Como muitas outras lendas/mitos, inicia-se com uma história de amor... Aqui, entre um casal de jovens índios: Acari e Inhanha. Como era costume das tribos indígenas roubarem mulheres de tribos vizinhas e levarem, muitas vezes, levando também as crianças. Seria, então, Inhanha a bela morena, ou Lorena, que deu seu nome também à fazenda que lá se estabeleceu, “em priscas eras”?

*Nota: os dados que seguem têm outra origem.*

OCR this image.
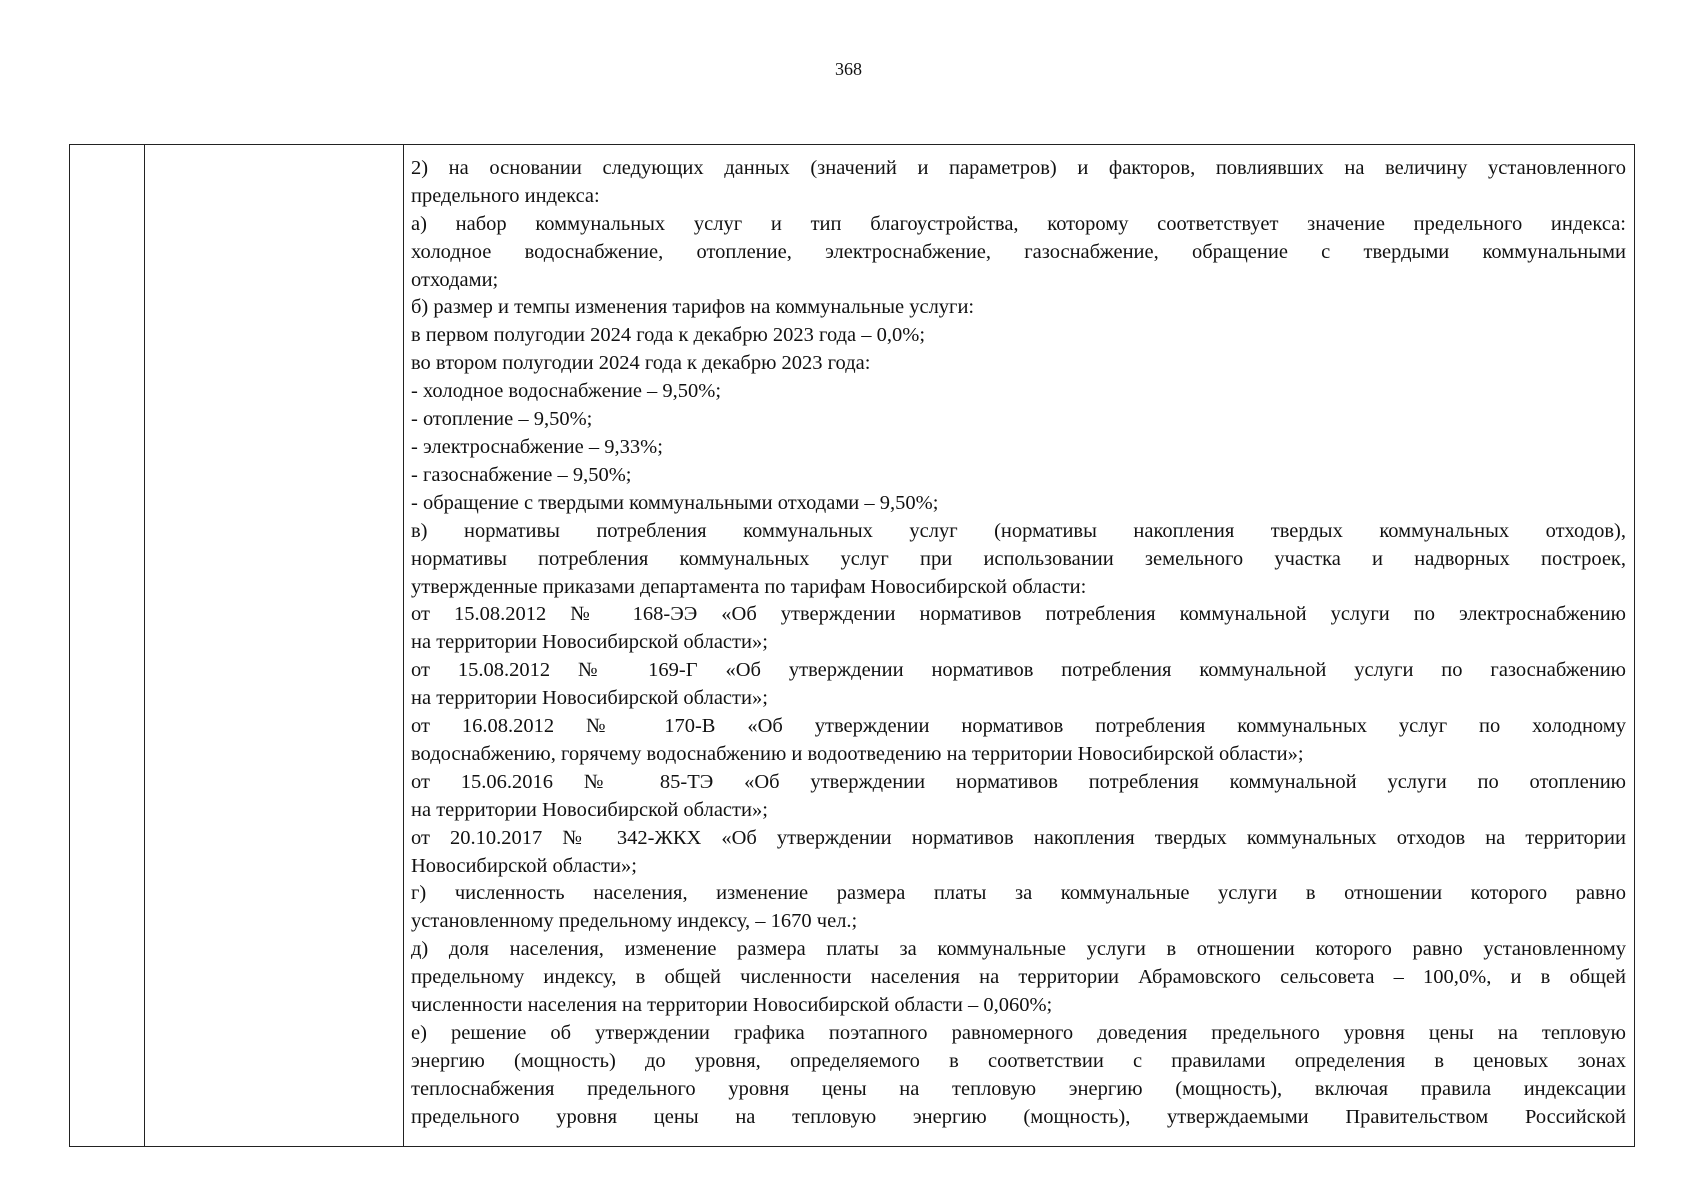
368

2) на основании следующих данных (значений и параметров) и факторов, повлиявших на величину установленного
предельного индекса:
а) набор коммунальных услуг и тип благоустройства, которому соответствует значение предельного индекса:
холодное водоснабжение, отопление, электроснабжение, газоснабжение, обращение с твердыми коммунальными
отходами;
б) размер и темпы изменения тарифов на коммунальные услуги:
в первом полугодии 2024 года к декабрю 2023 года – 0,0%;
во втором полугодии 2024 года к декабрю 2023 года:
- холодное водоснабжение – 9,50%;
- отопление – 9,50%;
- электроснабжение – 9,33%;
- газоснабжение – 9,50%;
- обращение с твердыми коммунальными отходами – 9,50%;
в) нормативы потребления коммунальных услуг (нормативы накопления твердых коммунальных отходов),
нормативы потребления коммунальных услуг при использовании земельного участка и надворных построек,
утвержденные приказами департамента по тарифам Новосибирской области:
от 15.08.2012 № 168-ЭЭ «Об утверждении нормативов потребления коммунальной услуги по электроснабжению
на территории Новосибирской области»;
от 15.08.2012 № 169-Г «Об утверждении нормативов потребления коммунальной услуги по газоснабжению
на территории Новосибирской области»;
от 16.08.2012 № 170-В «Об утверждении нормативов потребления коммунальных услуг по холодному
водоснабжению, горячему водоснабжению и водоотведению на территории Новосибирской области»;
от 15.06.2016 № 85-ТЭ «Об утверждении нормативов потребления коммунальной услуги по отоплению
на территории Новосибирской области»;
от 20.10.2017 № 342-ЖКХ «Об утверждении нормативов накопления твердых коммунальных отходов на территории
Новосибирской области»;
г) численность населения, изменение размера платы за коммунальные услуги в отношении которого равно
установленному предельному индексу, – 1670 чел.;
д) доля населения, изменение размера платы за коммунальные услуги в отношении которого равно установленному
предельному индексу, в общей численности населения на территории Абрамовского сельсовета – 100,0%, и в общей
численности населения на территории Новосибирской области – 0,060%;
е) решение об утверждении графика поэтапного равномерного доведения предельного уровня цены на тепловую
энергию (мощность) до уровня, определяемого в соответствии с правилами определения в ценовых зонах
теплоснабжения предельного уровня цены на тепловую энергию (мощность), включая правила индексации
предельного уровня цены на тепловую энергию (мощность), утверждаемыми Правительством Российской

Riobaldo, personagem de Guimarães Rosa, já anuncia a importância desses rios para a identidade dos lugares e espaços. São referências dos nossos afetos, que ensinaram e orientaram os caminhos de outrora para os antepassados. Rios de amores para os viajantes,

para os indígenas que habitaram toda a região sanfranciscana, seus afluentes, vertentes e veredas.

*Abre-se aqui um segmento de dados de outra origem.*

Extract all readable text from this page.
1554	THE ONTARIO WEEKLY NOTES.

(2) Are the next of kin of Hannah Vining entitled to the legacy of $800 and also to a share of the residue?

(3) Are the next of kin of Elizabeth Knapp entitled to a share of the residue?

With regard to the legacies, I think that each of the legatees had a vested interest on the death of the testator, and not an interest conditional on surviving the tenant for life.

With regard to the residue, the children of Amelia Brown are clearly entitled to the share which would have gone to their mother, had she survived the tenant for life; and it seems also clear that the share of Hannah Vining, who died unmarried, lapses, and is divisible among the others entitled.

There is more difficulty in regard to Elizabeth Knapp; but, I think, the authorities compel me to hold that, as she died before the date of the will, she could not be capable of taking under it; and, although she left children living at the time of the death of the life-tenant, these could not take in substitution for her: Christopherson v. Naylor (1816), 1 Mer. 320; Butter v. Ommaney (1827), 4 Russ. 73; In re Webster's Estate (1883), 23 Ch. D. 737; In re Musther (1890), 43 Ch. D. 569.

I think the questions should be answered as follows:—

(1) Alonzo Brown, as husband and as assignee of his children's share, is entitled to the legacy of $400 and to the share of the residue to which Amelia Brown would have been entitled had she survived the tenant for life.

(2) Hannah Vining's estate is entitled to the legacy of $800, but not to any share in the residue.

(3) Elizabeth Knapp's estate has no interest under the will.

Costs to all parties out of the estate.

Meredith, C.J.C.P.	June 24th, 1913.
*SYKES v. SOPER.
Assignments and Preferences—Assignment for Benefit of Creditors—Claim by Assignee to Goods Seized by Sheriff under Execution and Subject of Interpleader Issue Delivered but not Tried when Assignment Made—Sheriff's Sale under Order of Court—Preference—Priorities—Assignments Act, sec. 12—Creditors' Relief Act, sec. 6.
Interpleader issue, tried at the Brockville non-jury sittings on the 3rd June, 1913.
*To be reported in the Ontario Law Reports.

Os grifos por mim inseridos sinalizam os rios dos lugares que compõem os percursos mencionados nas narrativas, ou que de alguma forma também situam e referenciam narradores, personagens e as materialidades espaciais e temporais do estudo.

Rios, que garantem a sobrevivência das pessoas, dos animais, das plantações. Mas, que também engoliram vidas nas suas bravias correntezas. Que na ausência de pontes transformaram-se também em obstáculos para outras formas de sobrevivências. Eles são, portanto, as referências da vida e da morte, de alegrias e de tristezas, de abundância e de escassez, umas que desejamos e, tememos. Que no estranhamento das enchentes turbulentas e vertiginosas dos períodos chuvosos, nos assombram, mas também aquecem o coração da gente e da natureza. Rios de nossos amores e saudades, por isso, nomeiam nossos lugares. Não sem motivo, sobre eles também poetizou o personagem Riobaldo:

[...] Claráguas, fontes, sombreado e Sol [...]. Hem? Senhor? Olhe:

O rio Carinhanha é preto, o Paracatu, moreno;

meu belo, é o Urucúia – paz das águas [...] È vida! [...]

Rio de meu amor é o Urucúia [...] (GUIMARÃES ROSA, 2001, p. 43; 89).